Despite trying I have been unable to reach Austin Mitchell MP to ascertain whether he is still a patron of this group

Of course, Hemming and Mitchell can’t be blamed for later erratic behaviour by someone whom they supported in good faith, and some past reports about McNeill’s campaigning in relation to family courts give no obvious cause for concern. However, some material on the Association’s website ought to have raised alarm bells, for example concerning Hollie Greig.
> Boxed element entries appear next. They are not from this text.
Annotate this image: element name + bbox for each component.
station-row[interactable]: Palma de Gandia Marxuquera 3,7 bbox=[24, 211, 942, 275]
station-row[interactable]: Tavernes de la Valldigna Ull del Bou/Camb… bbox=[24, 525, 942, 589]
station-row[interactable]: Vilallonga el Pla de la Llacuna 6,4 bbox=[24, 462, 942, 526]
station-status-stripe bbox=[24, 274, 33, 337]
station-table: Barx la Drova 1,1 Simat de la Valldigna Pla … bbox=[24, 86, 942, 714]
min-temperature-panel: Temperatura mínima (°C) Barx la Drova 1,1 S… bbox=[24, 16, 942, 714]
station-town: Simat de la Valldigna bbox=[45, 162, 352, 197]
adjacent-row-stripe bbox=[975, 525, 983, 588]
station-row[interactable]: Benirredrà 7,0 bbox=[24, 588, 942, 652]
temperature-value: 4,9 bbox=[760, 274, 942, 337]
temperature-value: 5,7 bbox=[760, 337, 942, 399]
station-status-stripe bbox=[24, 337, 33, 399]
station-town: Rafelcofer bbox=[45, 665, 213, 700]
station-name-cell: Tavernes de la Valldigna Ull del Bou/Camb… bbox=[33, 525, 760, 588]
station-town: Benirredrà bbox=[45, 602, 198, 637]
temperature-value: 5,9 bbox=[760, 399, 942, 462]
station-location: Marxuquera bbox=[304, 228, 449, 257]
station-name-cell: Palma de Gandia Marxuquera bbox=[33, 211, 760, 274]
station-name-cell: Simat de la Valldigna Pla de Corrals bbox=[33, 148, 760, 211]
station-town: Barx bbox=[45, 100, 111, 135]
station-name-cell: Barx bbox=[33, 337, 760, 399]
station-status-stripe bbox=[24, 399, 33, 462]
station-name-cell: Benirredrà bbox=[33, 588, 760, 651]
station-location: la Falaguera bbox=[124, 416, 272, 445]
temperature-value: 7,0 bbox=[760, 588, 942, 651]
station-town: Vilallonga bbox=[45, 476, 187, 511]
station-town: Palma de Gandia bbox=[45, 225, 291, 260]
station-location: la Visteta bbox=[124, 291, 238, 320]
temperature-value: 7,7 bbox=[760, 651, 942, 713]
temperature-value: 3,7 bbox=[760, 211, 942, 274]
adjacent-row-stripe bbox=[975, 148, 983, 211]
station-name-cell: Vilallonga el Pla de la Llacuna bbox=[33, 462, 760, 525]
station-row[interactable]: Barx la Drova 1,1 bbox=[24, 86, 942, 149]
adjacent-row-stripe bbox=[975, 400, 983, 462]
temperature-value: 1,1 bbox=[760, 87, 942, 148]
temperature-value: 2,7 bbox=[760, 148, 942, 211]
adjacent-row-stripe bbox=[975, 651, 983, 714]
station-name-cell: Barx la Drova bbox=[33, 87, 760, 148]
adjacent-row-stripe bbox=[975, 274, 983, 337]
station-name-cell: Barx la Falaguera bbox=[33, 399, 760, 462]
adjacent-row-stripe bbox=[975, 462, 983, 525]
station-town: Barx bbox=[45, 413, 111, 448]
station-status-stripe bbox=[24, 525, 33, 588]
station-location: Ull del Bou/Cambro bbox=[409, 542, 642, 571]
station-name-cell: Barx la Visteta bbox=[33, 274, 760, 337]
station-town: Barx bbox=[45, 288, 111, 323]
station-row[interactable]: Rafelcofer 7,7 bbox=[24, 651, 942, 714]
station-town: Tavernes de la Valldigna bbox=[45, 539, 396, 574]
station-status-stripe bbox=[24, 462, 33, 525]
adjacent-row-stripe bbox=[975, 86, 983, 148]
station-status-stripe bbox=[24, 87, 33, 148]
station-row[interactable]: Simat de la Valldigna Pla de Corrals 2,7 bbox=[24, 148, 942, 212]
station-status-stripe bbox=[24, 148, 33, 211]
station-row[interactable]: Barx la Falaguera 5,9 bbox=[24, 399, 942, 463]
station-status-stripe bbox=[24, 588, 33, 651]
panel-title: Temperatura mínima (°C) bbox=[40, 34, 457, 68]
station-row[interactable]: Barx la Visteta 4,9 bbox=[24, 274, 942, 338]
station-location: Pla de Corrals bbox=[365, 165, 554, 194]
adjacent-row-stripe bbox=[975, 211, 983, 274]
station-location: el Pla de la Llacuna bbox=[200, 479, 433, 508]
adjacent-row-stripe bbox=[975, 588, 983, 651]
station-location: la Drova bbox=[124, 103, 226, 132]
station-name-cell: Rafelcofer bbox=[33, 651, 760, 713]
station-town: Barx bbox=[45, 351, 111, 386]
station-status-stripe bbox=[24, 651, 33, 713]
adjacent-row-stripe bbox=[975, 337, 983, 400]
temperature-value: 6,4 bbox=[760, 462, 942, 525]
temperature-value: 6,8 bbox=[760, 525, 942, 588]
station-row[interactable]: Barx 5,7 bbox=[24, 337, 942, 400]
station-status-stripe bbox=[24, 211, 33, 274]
The presence of a certain Terence Ewing as advisor ought to have been queried, too, for reasons that Gojam explains.

There was also a fiasco involving McNeill and Hemming in 2011, when Hemming was persuaded to support a woman named Vicky Haigh. Haigh had coached her 7-year-old daughter to make false allegations of sex abuse against her (the child’s) father as part of a custody dispute; an associate named Elizabeth Watson ended up being jailed for contempt of court for publicising the accusations despite a court order. Watson maintained that she had merely “investigated” the matter, and that the publication of her claims had been made without her permission by McNeill. Hemming, meanwhile, publicised Haigh’s case in the House of Commons, prompting a rebuke from John Mann MP:

“A gung-ho attitude to the breaching of court injunctions on the floor of the House is foolhardy and irresponsible,” he said.

Unity at Ministry of Truth has more about Haigh, Watson and Hemmings here and here.

If it is the case that Hemming and Mitchell have lost confidence in McNeill and the Association, they ought to say so publicly, rather than quietly backing away. Their past involvement has given McNeill a measure of credibility that she would not otherwise have enjoyed, while their public repudiation may help to dampen down the current vigilante atmosphere, which has seen protests at outside Hampstead church during which churchgoers have been subjected to vicious verbal abuse.

Failure to act would raise the unfortunate suspicion that while the MPs were happy to lend their names to a cause that appeared worthy, they are less keen to follow through with a more difficult course of action that is now required.